Frequently asked questions
- What is a covered call on SOXL?
- A covered call on SOXL is the covered call strategy applied to SOXL (etf). The strategy is structurally neutral to slightly bullish: A covered call pairs long stock with a short out-of-the-money call, collecting premium and capping upside above the short strike in exchange for income. With SOXL etf trading near $167.59, the strikes shown on this page are snapped to the nearest listed SOXL chain strike and the premiums come straight from the end-of-day bid/ask midpoint.
- How are SOXL covered call max profit and max loss calculated?

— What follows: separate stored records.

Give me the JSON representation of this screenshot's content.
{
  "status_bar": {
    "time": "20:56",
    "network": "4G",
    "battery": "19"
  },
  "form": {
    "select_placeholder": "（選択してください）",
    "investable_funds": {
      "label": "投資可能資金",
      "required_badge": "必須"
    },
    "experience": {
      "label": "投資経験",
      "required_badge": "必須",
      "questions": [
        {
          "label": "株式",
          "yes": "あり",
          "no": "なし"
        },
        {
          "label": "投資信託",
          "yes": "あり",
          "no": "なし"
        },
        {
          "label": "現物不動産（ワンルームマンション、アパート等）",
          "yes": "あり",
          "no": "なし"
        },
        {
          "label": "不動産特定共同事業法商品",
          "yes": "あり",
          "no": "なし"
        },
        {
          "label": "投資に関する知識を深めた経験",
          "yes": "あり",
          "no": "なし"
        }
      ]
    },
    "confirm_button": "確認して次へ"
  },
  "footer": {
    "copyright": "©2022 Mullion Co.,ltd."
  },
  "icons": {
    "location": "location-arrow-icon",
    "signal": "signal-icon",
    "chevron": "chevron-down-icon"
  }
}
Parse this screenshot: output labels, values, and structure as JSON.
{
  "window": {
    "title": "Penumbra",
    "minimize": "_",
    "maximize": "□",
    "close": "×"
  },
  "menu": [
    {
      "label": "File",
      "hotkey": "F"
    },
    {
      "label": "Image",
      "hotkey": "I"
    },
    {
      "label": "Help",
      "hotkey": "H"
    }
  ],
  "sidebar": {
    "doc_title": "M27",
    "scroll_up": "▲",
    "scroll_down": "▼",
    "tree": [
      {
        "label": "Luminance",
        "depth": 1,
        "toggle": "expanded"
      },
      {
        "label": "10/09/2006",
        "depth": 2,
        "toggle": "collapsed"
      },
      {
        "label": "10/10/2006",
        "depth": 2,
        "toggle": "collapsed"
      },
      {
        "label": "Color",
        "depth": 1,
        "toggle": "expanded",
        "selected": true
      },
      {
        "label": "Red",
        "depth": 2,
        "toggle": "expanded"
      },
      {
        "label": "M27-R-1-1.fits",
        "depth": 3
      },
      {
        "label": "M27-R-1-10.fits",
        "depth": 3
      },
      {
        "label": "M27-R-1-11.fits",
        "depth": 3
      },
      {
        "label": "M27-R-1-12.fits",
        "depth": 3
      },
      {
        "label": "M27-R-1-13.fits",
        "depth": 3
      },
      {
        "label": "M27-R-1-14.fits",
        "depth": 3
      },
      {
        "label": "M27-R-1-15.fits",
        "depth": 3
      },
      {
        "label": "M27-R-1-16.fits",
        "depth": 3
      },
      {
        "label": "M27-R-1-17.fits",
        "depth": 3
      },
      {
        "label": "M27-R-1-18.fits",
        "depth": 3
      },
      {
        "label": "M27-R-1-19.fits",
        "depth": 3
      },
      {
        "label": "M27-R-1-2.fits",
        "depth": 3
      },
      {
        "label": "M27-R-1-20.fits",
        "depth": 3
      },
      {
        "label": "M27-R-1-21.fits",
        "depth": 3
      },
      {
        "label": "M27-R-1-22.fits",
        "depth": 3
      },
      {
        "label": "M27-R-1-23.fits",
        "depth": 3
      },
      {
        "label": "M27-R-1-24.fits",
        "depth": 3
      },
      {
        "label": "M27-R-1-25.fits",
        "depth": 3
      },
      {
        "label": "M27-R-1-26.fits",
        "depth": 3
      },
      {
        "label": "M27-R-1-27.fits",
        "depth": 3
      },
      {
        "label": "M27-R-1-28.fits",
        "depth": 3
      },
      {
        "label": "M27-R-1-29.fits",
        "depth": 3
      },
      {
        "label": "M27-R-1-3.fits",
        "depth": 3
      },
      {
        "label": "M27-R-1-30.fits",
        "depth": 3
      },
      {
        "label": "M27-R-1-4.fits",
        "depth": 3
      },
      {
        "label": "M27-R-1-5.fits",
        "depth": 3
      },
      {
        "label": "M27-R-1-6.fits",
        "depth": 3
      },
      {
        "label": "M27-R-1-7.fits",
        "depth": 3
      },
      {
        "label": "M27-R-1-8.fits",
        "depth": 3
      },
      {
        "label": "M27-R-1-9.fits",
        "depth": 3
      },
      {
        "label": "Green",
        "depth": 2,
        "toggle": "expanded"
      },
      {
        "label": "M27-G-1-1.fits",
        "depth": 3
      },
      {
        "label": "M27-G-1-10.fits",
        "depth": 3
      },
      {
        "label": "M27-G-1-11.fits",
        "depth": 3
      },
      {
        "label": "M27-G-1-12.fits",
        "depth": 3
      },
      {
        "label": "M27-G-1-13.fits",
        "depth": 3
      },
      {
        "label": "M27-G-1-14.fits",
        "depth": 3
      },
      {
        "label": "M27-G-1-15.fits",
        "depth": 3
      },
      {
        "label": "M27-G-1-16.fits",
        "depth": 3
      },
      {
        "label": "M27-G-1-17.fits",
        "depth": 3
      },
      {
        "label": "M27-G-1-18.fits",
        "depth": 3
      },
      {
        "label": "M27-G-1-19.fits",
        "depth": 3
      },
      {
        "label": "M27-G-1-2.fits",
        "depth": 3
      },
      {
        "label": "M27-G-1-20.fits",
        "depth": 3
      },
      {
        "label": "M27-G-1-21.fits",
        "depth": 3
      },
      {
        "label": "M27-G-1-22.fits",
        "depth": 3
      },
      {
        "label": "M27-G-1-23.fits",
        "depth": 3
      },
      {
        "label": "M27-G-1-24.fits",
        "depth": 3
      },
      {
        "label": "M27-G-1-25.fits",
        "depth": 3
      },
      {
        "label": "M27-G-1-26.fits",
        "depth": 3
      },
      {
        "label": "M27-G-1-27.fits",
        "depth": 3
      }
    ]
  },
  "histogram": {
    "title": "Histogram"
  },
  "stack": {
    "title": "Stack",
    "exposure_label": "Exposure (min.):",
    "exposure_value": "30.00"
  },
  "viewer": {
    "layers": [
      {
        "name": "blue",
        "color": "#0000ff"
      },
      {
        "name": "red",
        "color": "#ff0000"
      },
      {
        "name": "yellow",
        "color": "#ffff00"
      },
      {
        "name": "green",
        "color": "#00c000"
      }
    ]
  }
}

- Max profit equals short-strike minus cost basis plus premium times 100; max loss is cost basis minus premium (at zero). Breakeven is cost basis minus premium. For the SOXL covered call priced from the end-of-day chain at a 30-day expiry (ATM IV 143.70%), the computed maximum profit is $3,198.50 per contract and the computed maximum loss is -$14,400.50 per contract. Live intraday quotes will differ as the chain moves through the trading session.
- What is the breakeven for a SOXL covered call?
- The breakeven for the SOXL covered call priced on this page is roughly $144.02 at expiration, derived from end-of-day chain premiums. Breakeven is the underlying price at which the strategy's P&L crosses zero ignoring transaction costs and assignment risk. The current SOXL market-implied 1-standard-deviation expected move is approximately 41.20%; if the move sits well outside the breakeven distance, the structure's risk-reward becomes correspondingly tighter.
- When should you consider a covered call on SOXL?
- Covered calls on SOXL are an income strategy run on existing SOXL etf positions; traders typically sell calls at 25-35 delta with 30-45 days to expiration to balance premium against upside cap.
- How does current SOXL implied volatility affect this covered call?
- SOXL ATM IV is at 143.70% with IV rank near 96.31%, which is elevated relative to its 1-year range. Premium-selling structures (covered call, cash-secured put, iron condor) generally look more attractive when IV rank is high; premium-buying structures (long call, long put, debit spreads) are more expensive in that regime.